Une route sépare en deux le village, sillonné sans cesse par des poids lourds comme des milliers d’autres. Des petites maisons plus ou moins cossues sur les hauteurs. Rien d’angoissant et pourtant l’endroit n’est pas sans rappeler une des pages les plus sombres de l’histoire judiciaire française : l’affaire du petit Gregory, assassiné le 16 octobre 1984.
« Des gens savent des choses dans le village »
« Même quand je suis en vacances, quand on me demande où j’habite, la conversation finit toujours par des "ah, le village du petit Grégory" », explique Jacky en revenant de la pêche. Difficile en effet pour ses habitants de tourner la page même si depuis des années, l’affaire n’est plus évoquée dans les familles.
« On n’en parle plus, mais c’est toujours là, il reste des mystères et des choses sont cachées, reconnaît le sexagénaire. Il y a quelque chose qui plane sur le village, c’est reparti pour un tour. Avec ce rebondissement, on va en reparler mais il ne faut pas s’emballer. Il y a tellement eu d’erreurs, il n’y a rien de vraiment nouveau, wait and see ! ».

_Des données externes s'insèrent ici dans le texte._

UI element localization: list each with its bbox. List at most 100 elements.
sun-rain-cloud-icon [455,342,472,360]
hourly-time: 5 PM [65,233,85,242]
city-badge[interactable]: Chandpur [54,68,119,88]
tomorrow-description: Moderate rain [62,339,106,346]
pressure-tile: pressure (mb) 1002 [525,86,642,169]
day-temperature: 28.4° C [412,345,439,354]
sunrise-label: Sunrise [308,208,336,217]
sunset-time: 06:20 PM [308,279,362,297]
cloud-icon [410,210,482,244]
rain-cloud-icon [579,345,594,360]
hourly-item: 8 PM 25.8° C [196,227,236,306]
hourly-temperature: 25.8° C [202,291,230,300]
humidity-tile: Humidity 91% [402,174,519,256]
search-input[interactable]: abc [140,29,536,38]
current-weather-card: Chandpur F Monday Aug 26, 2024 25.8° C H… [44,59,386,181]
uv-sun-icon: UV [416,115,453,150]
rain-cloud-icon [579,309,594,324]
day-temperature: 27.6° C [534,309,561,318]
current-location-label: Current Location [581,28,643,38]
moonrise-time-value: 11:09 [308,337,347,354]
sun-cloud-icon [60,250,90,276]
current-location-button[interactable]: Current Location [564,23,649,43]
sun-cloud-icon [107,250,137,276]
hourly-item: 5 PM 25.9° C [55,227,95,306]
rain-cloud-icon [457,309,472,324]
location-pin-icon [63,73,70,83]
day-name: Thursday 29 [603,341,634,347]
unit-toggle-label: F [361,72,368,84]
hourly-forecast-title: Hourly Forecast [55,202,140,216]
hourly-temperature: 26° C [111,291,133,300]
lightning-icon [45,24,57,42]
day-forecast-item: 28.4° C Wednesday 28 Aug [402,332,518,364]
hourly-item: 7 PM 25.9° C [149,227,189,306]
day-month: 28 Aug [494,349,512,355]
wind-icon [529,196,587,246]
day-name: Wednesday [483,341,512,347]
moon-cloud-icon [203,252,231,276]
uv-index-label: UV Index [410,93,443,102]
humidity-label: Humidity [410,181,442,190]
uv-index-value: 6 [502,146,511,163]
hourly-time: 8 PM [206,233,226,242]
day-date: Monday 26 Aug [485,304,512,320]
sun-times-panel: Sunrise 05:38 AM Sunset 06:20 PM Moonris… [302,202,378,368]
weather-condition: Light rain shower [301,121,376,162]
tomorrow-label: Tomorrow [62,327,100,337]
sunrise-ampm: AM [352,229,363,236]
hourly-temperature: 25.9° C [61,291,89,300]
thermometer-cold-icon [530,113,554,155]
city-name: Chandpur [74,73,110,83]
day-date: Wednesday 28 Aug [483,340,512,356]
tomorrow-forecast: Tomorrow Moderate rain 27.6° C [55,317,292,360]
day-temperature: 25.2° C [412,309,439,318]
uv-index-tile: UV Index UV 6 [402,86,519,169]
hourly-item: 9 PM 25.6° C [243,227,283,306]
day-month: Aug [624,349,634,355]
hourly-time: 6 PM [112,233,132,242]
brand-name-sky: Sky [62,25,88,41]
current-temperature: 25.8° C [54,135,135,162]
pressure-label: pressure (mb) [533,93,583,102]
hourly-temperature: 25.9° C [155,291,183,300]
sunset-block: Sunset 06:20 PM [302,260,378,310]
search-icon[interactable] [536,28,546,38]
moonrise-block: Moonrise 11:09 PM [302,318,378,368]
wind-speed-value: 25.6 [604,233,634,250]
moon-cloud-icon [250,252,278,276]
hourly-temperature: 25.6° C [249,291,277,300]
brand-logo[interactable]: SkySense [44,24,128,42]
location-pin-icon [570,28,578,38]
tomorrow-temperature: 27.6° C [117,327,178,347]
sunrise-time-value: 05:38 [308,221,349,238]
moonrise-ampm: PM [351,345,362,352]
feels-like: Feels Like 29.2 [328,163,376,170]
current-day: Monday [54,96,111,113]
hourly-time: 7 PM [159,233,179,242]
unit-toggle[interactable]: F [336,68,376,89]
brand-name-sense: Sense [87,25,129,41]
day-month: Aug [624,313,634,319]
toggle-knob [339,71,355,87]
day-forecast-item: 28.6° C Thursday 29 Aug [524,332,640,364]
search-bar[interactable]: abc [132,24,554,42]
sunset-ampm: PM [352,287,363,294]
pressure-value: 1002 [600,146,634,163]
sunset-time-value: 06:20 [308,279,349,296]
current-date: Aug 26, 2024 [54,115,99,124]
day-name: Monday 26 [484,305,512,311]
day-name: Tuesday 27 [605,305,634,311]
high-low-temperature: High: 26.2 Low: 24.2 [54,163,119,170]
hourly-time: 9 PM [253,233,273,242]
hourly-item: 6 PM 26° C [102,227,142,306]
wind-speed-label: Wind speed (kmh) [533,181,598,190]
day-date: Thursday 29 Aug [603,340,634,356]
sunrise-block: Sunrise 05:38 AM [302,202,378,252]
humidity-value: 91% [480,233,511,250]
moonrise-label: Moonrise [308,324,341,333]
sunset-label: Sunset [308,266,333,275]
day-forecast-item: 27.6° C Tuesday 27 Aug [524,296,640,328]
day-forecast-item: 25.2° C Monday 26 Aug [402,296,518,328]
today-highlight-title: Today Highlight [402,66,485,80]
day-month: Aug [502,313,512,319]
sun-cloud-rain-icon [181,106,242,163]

Un peu plus loin, dans l’avenue principale, un habitant à sa fenêtre ne s’épanchera pas sur le sujet. Tout juste sous-entend-il que « des gens savent des choses dans le village ». Oui mais quoi ? Pas de réponse.
« Il faut voir, ne pas s’emballer »
A la boulangerie, on affirme ne pas en parler. « Je n’entends jamais de conversations sur ce sujet et de toute façon les rumeurs ne m’intéressent pas, c’est du passé, explique Patricia la boulangère. D’ailleurs, il n’y a pas eu plus de journaux vendus ce matin d’ailleurs, peut-être même moins ».
Même son de cloche à la charcuterie du village. Pour son propriétaire, « Il faut tourner la page, stop. On n’en parle plus depuis longtemps ».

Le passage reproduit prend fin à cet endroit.